如何在 R 中合并两个数据集?

How to merge two datasets in R?

我目前正在努力合并 R 中的两个数据集。第一个是数百年来各国民主得分和不平等程度的跨国纵向数据集(15,034 次观察,dat_as)。第二个是关于特定国家在特定年份是否有立法机构的跨国纵向数据集(27,192 个观测值,dat_vdem)。我想将立法机构数据附加到不平等数据中。目标是最终 df 具有相同数量的观察值 (15,034)。如果匹配,则合并数据。如果没有匹配项,只需为该行插入一个 NA。我在 R 中尝试过的每一种方法都不起作用。
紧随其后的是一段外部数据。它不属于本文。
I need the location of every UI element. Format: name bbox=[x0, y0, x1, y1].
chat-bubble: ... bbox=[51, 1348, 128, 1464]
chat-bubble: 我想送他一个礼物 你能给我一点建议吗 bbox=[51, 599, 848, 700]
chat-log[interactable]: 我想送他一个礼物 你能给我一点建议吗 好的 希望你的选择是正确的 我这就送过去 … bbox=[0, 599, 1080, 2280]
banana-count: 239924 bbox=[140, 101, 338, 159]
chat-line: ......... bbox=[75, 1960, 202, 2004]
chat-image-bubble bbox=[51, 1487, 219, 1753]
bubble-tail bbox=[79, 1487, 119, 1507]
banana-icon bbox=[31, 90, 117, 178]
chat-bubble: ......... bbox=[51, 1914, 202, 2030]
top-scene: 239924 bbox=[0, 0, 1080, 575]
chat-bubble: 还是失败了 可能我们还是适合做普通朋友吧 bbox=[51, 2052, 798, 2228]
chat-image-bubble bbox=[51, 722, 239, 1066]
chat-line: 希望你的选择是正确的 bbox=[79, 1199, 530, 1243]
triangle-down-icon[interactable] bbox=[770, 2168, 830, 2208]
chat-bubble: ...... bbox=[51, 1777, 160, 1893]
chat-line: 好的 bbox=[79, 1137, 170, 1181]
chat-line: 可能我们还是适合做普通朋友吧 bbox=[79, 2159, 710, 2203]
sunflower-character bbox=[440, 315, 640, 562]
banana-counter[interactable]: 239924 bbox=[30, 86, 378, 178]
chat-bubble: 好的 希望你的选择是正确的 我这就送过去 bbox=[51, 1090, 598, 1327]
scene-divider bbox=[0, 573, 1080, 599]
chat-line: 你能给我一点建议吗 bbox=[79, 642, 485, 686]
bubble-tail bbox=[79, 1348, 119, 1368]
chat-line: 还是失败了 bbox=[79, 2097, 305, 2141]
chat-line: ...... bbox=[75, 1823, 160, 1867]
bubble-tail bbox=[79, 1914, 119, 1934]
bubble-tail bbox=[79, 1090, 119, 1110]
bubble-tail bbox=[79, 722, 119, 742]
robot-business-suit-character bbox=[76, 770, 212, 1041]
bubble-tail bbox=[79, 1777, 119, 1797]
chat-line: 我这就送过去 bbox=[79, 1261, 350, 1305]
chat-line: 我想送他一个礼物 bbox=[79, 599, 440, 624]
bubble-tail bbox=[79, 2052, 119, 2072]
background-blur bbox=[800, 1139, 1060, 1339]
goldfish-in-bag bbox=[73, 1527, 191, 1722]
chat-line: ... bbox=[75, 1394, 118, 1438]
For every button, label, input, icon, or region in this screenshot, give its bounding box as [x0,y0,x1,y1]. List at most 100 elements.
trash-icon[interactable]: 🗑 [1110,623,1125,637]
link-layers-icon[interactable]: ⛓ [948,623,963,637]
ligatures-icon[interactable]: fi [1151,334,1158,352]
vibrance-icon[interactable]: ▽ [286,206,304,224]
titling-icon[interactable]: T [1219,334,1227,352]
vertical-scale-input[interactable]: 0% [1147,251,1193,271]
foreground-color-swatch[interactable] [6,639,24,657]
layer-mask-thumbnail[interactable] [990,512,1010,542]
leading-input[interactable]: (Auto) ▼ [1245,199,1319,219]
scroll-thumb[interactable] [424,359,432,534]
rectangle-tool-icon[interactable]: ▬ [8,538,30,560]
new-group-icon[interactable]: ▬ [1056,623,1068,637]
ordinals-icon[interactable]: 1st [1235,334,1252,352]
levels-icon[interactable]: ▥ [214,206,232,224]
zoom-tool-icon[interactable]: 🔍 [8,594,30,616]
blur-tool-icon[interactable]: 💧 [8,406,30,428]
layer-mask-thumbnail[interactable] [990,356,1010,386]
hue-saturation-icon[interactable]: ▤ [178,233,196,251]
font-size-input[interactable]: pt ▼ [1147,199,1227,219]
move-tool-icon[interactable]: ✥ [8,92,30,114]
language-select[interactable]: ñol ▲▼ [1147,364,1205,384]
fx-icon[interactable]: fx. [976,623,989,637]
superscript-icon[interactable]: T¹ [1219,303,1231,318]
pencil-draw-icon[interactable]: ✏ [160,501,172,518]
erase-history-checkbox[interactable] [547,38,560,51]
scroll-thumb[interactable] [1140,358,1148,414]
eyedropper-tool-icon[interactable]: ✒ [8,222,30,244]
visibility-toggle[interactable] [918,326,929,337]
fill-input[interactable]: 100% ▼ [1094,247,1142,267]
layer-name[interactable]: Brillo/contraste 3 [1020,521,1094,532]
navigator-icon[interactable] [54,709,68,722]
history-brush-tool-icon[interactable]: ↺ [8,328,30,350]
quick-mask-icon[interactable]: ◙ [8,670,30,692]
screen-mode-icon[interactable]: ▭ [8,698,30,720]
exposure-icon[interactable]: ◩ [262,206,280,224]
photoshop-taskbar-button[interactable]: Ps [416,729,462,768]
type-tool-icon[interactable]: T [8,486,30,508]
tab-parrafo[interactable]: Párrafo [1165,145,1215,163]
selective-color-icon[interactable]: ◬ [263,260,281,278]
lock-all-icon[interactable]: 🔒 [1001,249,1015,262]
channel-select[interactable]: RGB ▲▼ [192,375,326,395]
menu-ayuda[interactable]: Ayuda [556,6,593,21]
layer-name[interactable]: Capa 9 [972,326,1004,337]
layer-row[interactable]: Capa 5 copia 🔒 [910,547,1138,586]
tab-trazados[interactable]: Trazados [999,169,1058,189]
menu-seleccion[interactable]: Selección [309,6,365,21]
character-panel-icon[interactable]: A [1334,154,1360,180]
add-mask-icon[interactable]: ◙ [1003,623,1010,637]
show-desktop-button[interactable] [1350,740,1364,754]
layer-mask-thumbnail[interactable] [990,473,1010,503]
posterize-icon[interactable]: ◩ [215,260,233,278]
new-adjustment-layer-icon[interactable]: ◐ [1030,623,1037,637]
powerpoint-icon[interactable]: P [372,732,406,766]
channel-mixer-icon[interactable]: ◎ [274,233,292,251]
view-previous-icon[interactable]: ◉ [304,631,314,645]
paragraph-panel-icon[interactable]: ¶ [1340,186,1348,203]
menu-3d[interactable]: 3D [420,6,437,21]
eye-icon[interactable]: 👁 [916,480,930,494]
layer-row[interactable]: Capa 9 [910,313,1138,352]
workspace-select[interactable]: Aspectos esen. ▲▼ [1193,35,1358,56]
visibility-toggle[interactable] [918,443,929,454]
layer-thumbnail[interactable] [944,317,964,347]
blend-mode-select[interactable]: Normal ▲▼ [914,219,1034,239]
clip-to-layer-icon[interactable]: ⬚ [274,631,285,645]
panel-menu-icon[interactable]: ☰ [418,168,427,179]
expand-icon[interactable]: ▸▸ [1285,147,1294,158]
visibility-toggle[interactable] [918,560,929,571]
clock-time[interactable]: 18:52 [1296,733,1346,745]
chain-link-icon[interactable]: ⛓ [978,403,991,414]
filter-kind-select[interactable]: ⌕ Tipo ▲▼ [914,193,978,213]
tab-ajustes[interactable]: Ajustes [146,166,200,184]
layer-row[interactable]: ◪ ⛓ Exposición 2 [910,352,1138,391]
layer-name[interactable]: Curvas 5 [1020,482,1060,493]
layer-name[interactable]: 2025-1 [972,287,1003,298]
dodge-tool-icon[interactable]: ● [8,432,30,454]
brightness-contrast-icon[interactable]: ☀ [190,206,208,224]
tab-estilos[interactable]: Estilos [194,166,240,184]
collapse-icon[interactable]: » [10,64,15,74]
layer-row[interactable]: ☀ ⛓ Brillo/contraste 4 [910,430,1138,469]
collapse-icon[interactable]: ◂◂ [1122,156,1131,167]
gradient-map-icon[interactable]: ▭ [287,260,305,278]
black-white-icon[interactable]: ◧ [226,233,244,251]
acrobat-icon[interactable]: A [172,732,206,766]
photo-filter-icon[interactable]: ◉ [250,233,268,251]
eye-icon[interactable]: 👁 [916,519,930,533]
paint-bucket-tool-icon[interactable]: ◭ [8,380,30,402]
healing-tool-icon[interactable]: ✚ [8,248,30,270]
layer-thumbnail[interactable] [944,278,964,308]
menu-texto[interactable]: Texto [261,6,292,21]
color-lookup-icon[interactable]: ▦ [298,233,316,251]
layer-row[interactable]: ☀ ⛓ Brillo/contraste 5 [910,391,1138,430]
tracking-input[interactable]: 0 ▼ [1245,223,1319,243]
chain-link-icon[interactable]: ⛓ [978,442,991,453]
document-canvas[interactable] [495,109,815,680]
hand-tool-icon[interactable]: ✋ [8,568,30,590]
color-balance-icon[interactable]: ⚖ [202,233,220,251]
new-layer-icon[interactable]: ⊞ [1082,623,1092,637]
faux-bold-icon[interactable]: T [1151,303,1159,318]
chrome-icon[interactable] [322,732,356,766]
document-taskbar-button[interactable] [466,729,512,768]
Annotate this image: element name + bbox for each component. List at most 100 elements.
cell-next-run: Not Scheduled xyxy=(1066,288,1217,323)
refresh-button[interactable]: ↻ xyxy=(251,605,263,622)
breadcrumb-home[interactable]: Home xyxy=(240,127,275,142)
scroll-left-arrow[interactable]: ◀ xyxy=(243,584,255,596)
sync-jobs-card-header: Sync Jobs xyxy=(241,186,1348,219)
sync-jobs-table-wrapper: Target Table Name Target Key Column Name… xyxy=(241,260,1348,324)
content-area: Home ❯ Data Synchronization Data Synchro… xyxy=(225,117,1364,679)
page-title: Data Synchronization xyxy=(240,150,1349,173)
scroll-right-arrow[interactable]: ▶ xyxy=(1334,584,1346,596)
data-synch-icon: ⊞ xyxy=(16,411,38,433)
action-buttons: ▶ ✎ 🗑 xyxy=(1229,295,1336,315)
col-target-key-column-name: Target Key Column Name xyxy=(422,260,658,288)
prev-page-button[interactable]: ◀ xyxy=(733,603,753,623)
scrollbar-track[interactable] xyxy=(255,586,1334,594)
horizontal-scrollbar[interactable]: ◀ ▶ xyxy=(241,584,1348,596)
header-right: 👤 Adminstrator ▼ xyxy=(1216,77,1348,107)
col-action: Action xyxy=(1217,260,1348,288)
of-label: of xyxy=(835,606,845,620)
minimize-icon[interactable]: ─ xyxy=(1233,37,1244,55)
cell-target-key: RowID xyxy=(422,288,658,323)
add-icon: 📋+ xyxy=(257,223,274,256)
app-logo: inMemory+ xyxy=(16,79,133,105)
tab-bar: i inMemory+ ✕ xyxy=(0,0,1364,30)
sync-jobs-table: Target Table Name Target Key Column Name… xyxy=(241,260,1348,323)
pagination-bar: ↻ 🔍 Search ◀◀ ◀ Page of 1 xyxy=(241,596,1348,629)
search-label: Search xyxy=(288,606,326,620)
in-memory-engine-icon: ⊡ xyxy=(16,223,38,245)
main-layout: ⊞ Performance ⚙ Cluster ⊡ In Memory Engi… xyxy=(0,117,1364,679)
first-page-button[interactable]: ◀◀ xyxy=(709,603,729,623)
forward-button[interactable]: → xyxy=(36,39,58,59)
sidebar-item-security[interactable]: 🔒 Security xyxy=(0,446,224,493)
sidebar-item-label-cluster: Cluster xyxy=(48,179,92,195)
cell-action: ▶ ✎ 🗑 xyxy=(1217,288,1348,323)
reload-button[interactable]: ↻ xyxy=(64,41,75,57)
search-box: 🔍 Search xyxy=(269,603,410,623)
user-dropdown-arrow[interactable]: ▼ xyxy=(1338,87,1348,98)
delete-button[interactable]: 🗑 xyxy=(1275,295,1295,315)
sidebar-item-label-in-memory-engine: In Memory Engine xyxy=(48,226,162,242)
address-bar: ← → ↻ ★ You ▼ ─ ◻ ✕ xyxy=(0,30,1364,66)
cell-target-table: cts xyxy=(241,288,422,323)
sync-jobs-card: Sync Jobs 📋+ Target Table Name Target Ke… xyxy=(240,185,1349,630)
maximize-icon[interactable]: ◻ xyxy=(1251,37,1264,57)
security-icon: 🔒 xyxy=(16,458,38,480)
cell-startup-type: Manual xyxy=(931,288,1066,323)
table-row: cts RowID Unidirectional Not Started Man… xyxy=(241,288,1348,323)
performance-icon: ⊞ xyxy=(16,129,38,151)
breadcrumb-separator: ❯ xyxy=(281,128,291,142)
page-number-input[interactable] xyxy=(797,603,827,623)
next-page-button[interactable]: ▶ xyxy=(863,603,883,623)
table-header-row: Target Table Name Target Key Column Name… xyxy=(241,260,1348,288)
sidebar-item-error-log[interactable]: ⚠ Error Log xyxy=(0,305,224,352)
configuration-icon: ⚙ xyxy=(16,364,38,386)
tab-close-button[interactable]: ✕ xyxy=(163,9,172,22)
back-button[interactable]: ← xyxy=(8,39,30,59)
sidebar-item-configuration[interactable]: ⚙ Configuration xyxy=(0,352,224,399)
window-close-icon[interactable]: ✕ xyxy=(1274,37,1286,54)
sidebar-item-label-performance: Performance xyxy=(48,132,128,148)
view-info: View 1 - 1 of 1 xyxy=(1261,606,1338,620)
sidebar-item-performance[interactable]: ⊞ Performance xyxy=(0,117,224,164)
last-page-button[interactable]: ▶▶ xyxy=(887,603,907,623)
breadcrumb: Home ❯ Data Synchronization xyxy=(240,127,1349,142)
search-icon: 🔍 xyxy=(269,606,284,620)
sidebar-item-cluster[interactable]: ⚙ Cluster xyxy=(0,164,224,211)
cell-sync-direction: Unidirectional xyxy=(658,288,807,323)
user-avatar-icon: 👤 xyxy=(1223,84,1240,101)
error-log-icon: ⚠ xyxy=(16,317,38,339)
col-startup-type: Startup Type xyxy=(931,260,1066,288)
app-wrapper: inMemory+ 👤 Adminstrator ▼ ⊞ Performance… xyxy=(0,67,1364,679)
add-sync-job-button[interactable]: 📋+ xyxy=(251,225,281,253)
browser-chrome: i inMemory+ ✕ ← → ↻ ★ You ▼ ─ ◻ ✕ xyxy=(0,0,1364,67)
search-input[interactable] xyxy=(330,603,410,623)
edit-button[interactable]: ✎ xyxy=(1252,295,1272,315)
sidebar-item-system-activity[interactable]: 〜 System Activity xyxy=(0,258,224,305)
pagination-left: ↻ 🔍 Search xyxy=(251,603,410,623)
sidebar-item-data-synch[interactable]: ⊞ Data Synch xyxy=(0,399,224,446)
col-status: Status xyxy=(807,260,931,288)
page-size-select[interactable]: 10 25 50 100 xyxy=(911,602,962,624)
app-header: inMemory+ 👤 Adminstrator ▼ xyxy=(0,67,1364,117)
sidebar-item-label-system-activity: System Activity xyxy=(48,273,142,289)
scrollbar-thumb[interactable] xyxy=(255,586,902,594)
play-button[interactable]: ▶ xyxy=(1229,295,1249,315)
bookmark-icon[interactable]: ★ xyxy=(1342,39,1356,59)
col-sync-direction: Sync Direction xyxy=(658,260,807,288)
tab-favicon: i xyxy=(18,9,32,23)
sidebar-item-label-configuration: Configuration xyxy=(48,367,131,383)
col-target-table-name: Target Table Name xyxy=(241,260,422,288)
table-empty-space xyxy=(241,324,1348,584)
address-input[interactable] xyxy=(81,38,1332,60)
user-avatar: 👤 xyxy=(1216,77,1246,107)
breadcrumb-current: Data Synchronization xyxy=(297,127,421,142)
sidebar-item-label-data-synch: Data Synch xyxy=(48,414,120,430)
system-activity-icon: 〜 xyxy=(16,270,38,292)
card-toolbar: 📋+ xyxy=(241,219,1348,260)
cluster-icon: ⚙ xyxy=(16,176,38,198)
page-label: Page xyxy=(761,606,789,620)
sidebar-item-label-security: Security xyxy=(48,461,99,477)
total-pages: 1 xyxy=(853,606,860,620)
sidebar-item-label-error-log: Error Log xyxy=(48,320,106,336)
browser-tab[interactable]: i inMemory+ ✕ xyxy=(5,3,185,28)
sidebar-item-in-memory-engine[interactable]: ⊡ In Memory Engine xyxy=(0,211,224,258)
例如,使用此代码我得到一个 df 和 2,558,975 个观察值。

# load data
dat_as <- read.csv("as.csv")
dat_vdem <- read.csv("vdem.csv")

# merge 
test_df <- merge(dat_as, dat_vdem, by = c("code"))

但是,使用此代码,我得到了一个包含 13,355 个观测值的 df

test_df <- merge(dat_as, dat_vdem, by = c("country", "year"))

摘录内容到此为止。